The influence of silicate mineral dissolution on OHRB and fermentative bacteria was investigated in batch cultures. As expected, the five silicate minerals (except nepheline) were able to maintain the pH in the tolerance range for the three microbial consortia tested. However, transformation of cis-DCE to ethene was completely inhibited in most of the experiments in presence of minerals. These results showed that compatibility of silicate minerals with the bacterial community involved in in situ bioremediation has to be carefully evaluated prior to their use for pH control at a specific site.
Subsequently, the long-term buffering potential of the most promising buffering agents (diopside, fayalite, forsterite) was tested in continuous-flow column studies simulating chloroethene source zone conditions for six month and a half. In contrast to batch experiments, transformation of cis-DCE to ethene was not inhibited by mineral dissolution in continuous flow systems. Olivine minerals (such as fayalite and forsterite) appeared as suitable pH buffering agents. They successfully maintained the pH in the neutral range (7.5 for forsterite and 6.5 for fayalite) and sustained the activity of OHRB bacteria. In contrast, the buffering potential of diopside rapidly decreased due to the formation of a less-reactive cation depleted leached layer at the mineral surface.

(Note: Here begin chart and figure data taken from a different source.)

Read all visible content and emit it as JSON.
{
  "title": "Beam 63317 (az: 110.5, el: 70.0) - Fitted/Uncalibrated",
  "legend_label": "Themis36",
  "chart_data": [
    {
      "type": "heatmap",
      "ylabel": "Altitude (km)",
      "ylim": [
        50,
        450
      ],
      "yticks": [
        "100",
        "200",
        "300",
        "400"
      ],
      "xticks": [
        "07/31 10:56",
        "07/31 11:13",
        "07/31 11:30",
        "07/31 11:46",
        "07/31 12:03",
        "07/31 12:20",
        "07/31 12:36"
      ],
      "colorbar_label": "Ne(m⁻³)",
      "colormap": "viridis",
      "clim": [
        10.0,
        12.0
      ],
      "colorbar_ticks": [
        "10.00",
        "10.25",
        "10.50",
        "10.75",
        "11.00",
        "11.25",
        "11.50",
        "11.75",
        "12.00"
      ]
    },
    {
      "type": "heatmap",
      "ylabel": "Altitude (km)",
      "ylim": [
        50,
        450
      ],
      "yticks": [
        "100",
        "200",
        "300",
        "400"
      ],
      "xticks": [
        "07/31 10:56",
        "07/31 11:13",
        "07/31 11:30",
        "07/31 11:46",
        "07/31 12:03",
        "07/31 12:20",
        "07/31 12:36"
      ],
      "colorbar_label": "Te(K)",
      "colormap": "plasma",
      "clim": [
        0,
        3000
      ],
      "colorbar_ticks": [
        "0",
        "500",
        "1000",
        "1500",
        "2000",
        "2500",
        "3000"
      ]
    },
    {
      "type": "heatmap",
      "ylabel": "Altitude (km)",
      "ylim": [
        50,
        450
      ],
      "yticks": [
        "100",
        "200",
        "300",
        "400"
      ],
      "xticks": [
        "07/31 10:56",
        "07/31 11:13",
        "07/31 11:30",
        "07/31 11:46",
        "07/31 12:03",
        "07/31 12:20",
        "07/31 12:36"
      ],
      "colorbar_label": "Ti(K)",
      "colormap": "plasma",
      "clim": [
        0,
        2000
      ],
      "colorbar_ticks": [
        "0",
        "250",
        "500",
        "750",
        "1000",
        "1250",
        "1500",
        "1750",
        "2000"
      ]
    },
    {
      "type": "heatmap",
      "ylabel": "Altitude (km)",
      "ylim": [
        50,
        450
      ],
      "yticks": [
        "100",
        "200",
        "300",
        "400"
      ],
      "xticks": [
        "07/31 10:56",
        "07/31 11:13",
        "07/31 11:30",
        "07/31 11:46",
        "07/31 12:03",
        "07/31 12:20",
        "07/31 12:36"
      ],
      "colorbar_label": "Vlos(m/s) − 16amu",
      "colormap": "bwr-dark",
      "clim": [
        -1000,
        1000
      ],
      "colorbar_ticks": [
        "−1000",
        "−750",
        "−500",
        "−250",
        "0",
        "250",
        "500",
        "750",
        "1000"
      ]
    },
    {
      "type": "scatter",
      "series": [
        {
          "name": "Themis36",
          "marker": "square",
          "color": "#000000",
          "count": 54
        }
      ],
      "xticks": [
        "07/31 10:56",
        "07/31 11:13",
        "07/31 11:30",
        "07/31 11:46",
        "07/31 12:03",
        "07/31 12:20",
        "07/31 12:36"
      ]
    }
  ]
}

This project has demonstrated the potential of silicate minerals to act as a long-term source of alkalinity release for groundwater pH control. A global strategy for the selection of appropriate buffering agents based on site characteristics was developed. This methodology was applied to the particular case of chlorinated solvent ISB but can be extended to any groundwater remediation technology requiring close to neutral pH conditions.